New research suggests an old product could give the human brain some new functions.

A study from the UK shows that psilocybin - the active ingredient in psychedelic ‘magic mushrooms’ – actually re-wires the brain in ways that it does not do on its own.

Psilocybin works by connecting “brain regions that don't normally talk together,” said study co-author Paul Expert, a physicist at King's College London.

The research published today this week in the Journal of the Royal Society Interface, is part of ongoing efforts to understand how psychedelic drugs work. Researchers hope they may one day be useful in the treatment of psychiatric conditions.

Psilocybin, usually consumed in the form of ‘magic mushrooms’, is best known for triggering vivid hallucinations and a perception of deep and poignant insight, though the latter of these often turn out to be jibberish.

Users report a sense of ‘oneness’ with other people, the environment and the universe itself. Colours seem oversaturated, lights gleam and the boundaries between objects melt and blur together.

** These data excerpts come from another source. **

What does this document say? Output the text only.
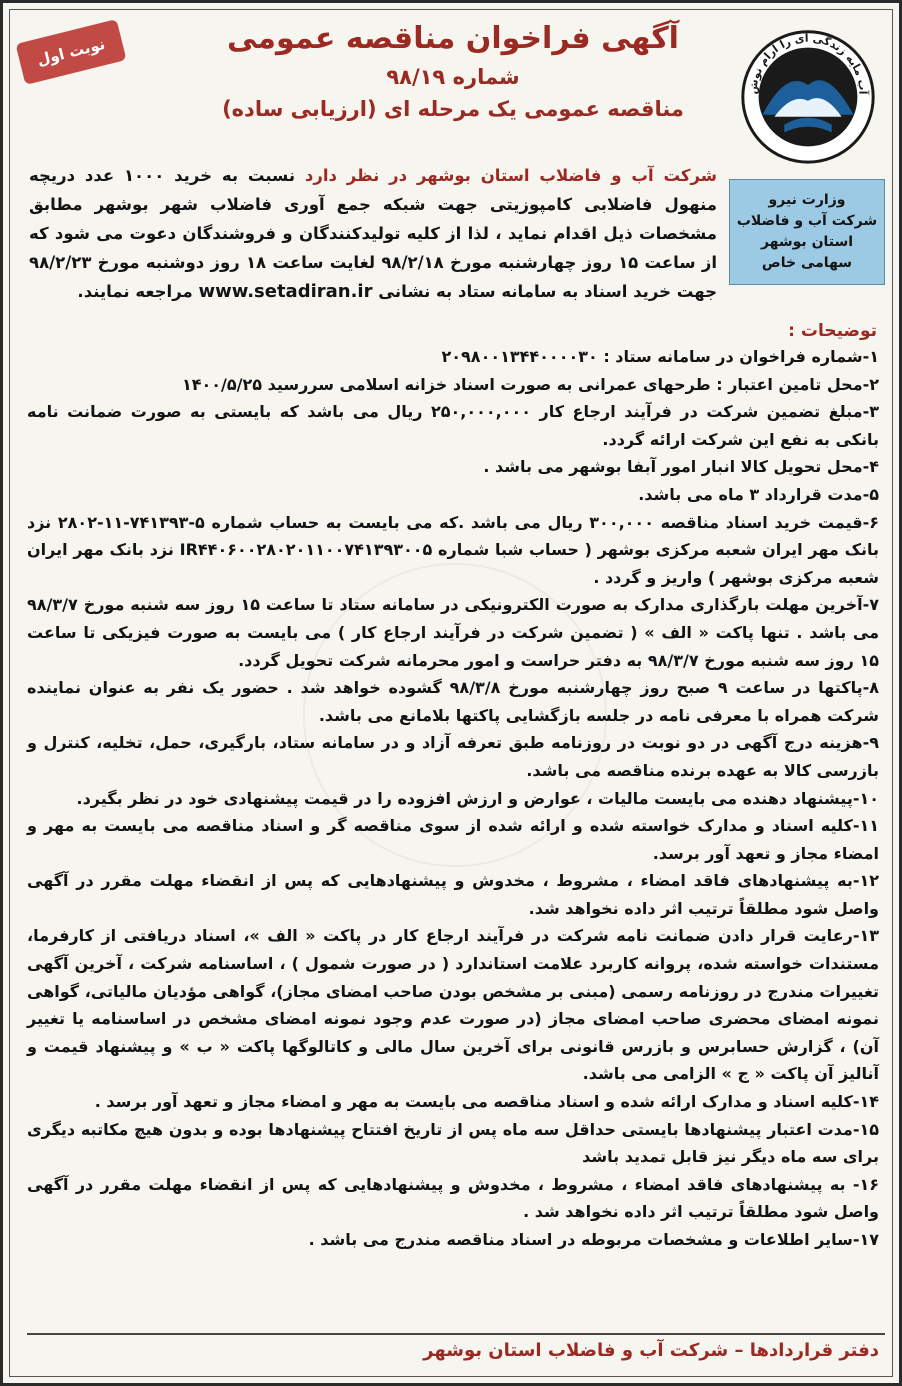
نوبت اول	آگهی فراخوان مناقصه عمومی
شماره ۹۸/۱۹
مناقصه عمومی یک مرحله ای (ارزیابی ساده)
آب مایه زندگی ای را آرام نوش
وزارت نیرو
شرکت آب و فاضلاب
استان بوشهر
سهامی خاص
شرکت آب و فاضلاب استان بوشهر در نظر دارد نسبت به خرید ۱۰۰۰ عدد دریچه منهول فاضلابی کامپوزیتی جهت شبکه جمع آوری فاضلاب شهر بوشهر مطابق مشخصات ذیل اقدام نماید ، لذا از کلیه تولیدکنندگان و فروشندگان دعوت می شود که از ساعت ۱۵ روز چهارشنبه مورخ ۹۸/۲/۱۸ لغایت ساعت ۱۸ روز دوشنبه مورخ ۹۸/۲/۲۳ جهت خرید اسناد به سامانه ستاد به نشانی www.setadiran.ir مراجعه نمایند.
توضیحات :

۱-شماره فراخوان در سامانه ستاد : ۲۰۹۸۰۰۱۳۴۴۰۰۰۰۳۰

۲-محل تامین اعتبار : طرحهای عمرانی به صورت اسناد خزانه اسلامی سررسید ۱۴۰۰/۵/۲۵

۳-مبلغ تضمین شرکت در فرآیند ارجاع کار ۲۵۰,۰۰۰,۰۰۰ ریال می باشد که بایستی به صورت ضمانت نامه بانکی به نفع این شرکت ارائه گردد.

۴-محل تحویل کالا انبار امور آبفا بوشهر می باشد .

۵-مدت قرارداد ۳ ماه می باشد.

۶-قیمت خرید اسناد مناقصه ۳۰۰,۰۰۰ ریال می باشد .که می بایست به حساب شماره ۵-۷۴۱۳۹۳-۱۱-۲۸۰۲ نزد بانک مهر ایران شعبه مرکزی بوشهر ( حساب شبا شماره IR۴۴۰۶۰۰۲۸۰۲۰۱۱۰۰۷۴۱۳۹۳۰۰۵ نزد بانک مهر ایران شعبه مرکزی بوشهر ) واریز و گردد .

۷-آخرین مهلت بارگذاری مدارک به صورت الکترونیکی در سامانه ستاد تا ساعت ۱۵ روز سه شنبه مورخ ۹۸/۳/۷ می باشد . تنها پاکت « الف » ( تضمین شرکت در فرآیند ارجاع کار ) می بایست به صورت فیزیکی تا ساعت ۱۵ روز سه شنبه مورخ ۹۸/۳/۷ به دفتر حراست و امور محرمانه شرکت تحویل گردد.

۸-پاکتها در ساعت ۹ صبح روز چهارشنبه مورخ ۹۸/۳/۸ گشوده خواهد شد . حضور یک نفر به عنوان نماینده شرکت همراه با معرفی نامه در جلسه بازگشایی پاکتها بلامانع می باشد.

۹-هزینه درج آگهی در دو نوبت در روزنامه طبق تعرفه آزاد و در سامانه ستاد، بارگیری، حمل، تخلیه، کنترل و بازرسی کالا به عهده برنده مناقصه می باشد.

۱۰-پیشنهاد دهنده می بایست مالیات ، عوارض و ارزش افزوده را در قیمت پیشنهادی خود در نظر بگیرد.

۱۱-کلیه اسناد و مدارک خواسته شده و ارائه شده از سوی مناقصه گر و اسناد مناقصه می بایست به مهر و امضاء مجاز و تعهد آور برسد.

۱۲-به پیشنهادهای فاقد امضاء ، مشروط ، مخدوش و پیشنهادهایی که پس از انقضاء مهلت مقرر در آگهی واصل شود مطلقاً ترتیب اثر داده نخواهد شد.

۱۳-رعایت قرار دادن ضمانت نامه شرکت در فرآیند ارجاع کار در پاکت « الف »، اسناد دریافتی از کارفرما، مستندات خواسته شده، پروانه کاربرد علامت استاندارد ( در صورت شمول ) ، اساسنامه شرکت ، آخرین آگهی تغییرات مندرج در روزنامه رسمی (مبنی بر مشخص بودن صاحب امضای مجاز)، گواهی مؤدیان مالیاتی، گواهی نمونه امضای محضری صاحب امضای مجاز (در صورت عدم وجود نمونه امضای مشخص در اساسنامه یا تغییر آن) ، گزارش حسابرس و بازرس قانونی برای آخرین سال مالی و کاتالوگها پاکت « ب » و پیشنهاد قیمت و آنالیز آن پاکت « ج » الزامی می باشد.

۱۴-کلیه اسناد و مدارک ارائه شده و اسناد مناقصه می بایست به مهر و امضاء مجاز و تعهد آور برسد .

۱۵-مدت اعتبار پیشنهادها بایستی حداقل سه ماه پس از تاریخ افتتاح پیشنهادها بوده و بدون هیچ مکاتبه دیگری برای سه ماه دیگر نیز قابل تمدید باشد

۱۶- به پیشنهادهای فاقد امضاء ، مشروط ، مخدوش و پیشنهادهایی که پس از انقضاء مهلت مقرر در آگهی واصل شود مطلقاً ترتیب اثر داده نخواهد شد .

۱۷-سایر اطلاعات و مشخصات مربوطه در اسناد مناقصه مندرج می باشد .

دفتر قراردادها – شرکت آب و فاضلاب استان بوشهر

In many cases, long-term psilocybin-users report profound spiritual experiences that actually influence their personality, making those individuals feel they are more open to new experiences and more appreciative of art, curiosity and emotion.

There are even theories that psilocybin mushrooms are at the origin of the modern Western Christmas myth. 

Now, UK researchers have used functional magnetic resonance imaging (fMRI) to monitor the brain activity of 15 healthy volunteers — once when they had taken a placebo, and once after they took the hallucinogen psilocybin.

The team compared the maps made during these scans to see the differences in the connections between regions of the brain.

Psilocybin appeared to dramatically transform the organisation of the brain, Dr Expert said.

The drug allowed much more tightly synchronised communication between normally unconnected brain regions.

Researchers said it created long-range connections that the brain would not normally produce. But these new links broke when the drug wore off, sending brain activity back to normal.

The British team says it is possible that psilocybin creates a brain state similar to synesthesia, a sensory effect in which stimulation and perception are muddled, so that a person may see certain colours when they hear music, or always perceive higher numbers as being further away than lower ones.

Previous studies have shown that psilocybin can have a strong effect on a person’s mood, and has even been shown to make users feel happier after just one use.

These aspects make it intriguing for researchers as a potential pathway for treatment, but the current team says this would only come after much deeper studies were conducted.